Dat Mathijssens ploeg ondanks de problemen nog op een behoorlijk klassement kan bogen, zegt veel over de structuur die de trainer in het elftal heeft gekregen en over de individuele basiskwaliteiten van zijn veelal op Franse leest gevormde spelers. Camus, Chabaud, Oulmers, Habibou, Jovial en Christ : Charlerois middenveld kan terugvallen op een naar Belgische normen bovengemiddelde techniek.

Daar zal het in eerste instantie niet aan gelegen hebben dat het spel de laatste tijd stokte.

“Het is ook een concentratieprobleem doordat we minder fris zitten. Ik denk dat alle clubs die het moeten doen met mogelijkheden zoals de onze en geen dertig topspelers in hun kern hebben, dat meemaken. Het is goed dat ik in mijn jeugd veel met puzzels gespeeld heb. Ik heb dat hier al vaak moeten doen. Maar mijn spelers moeten betere eerste controles kunnen uitvoeren, meer beslissende passes kunnen geven om gevaarlijk te zijn. Wat je daar als trainer aan kan doen ? Verder doen zoals de voorbije drie jaar, mensen elke dag leren om geconcentreerd bezig te zijn met wedstrijden.
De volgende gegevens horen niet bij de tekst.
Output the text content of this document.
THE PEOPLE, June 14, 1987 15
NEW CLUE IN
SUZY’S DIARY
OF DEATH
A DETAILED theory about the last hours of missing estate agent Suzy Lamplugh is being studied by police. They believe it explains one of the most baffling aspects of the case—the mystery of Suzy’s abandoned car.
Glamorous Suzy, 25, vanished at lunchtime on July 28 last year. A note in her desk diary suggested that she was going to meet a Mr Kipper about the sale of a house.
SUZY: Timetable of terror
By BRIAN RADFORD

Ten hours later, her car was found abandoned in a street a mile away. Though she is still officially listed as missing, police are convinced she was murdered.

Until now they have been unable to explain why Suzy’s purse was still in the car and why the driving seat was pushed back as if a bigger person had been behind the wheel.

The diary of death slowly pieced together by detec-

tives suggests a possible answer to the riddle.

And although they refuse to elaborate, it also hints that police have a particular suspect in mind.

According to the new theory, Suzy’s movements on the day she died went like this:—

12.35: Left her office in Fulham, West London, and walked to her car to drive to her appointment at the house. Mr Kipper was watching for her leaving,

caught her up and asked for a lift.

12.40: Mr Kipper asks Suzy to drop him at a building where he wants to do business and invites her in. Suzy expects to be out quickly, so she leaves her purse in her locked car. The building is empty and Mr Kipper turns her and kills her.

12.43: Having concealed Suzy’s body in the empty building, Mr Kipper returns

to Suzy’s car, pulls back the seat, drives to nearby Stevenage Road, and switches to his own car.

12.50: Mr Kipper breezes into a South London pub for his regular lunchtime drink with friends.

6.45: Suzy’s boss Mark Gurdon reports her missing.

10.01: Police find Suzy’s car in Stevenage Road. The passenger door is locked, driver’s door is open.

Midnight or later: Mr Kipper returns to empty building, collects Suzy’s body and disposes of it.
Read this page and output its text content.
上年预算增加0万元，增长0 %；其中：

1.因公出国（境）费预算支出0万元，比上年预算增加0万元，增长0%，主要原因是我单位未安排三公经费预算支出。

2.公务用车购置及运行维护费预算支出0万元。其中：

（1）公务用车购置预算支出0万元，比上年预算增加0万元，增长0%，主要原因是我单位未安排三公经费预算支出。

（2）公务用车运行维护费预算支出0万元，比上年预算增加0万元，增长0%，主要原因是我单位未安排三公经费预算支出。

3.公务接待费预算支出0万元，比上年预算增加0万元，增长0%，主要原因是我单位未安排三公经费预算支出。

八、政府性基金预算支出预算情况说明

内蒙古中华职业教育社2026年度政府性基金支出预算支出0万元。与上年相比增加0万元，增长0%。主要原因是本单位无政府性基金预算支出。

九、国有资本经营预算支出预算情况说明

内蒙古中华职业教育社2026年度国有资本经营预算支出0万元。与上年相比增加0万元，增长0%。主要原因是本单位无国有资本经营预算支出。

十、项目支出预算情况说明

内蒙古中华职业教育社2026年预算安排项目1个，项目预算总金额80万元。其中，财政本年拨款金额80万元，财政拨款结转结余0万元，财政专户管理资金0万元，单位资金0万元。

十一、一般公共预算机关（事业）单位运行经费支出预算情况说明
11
Om één of andere reden zijn ze daar op dit moment niet toe bekwaam.”

Voor Lokeren had hij het zijn spelers nochtans uitgelegd : “Je kan dit en dat verwachten en als je dit en dat doet, dan winnen we.” Tevergeefs. “Ze kunnen méér, maar er is iets dat hen afremt. Sommigen zeggen daar ‘dit’ tegen, anderen zeggen daar ‘dat’ tegen ; ik zeg daar niks tegen.”

Tenzij het volgende : “Dat er volgende week weer een andere scheidsrechter op het veld staat.” Want ook dat is Jacky Mathijssen : alles hekelen wat er te hekelen valt. Vaak op insinuerende toon, maar niet altijd onterecht. Kortom : zijn reputatie altijd getrouw blijvend.

Hij weet : “De prijzen worden na vierendertig speeldagen verdeeld, dus momenteel maakt het mij niet veel uit waar in de rangschikking wij staan. Alleen zal het nu op een paar punten en weken aankomen of we voor de buitenwereld goed of niet goed geweest zijn.”

Valt het tegen, is er nog altijd zijn ongezeefde analyse als houvast. “Bekijk het realistisch : wie niet tevreden is met de manier waarop we gewerkt hebben, vergeet een aantal basisgedachten van de voetballerij.”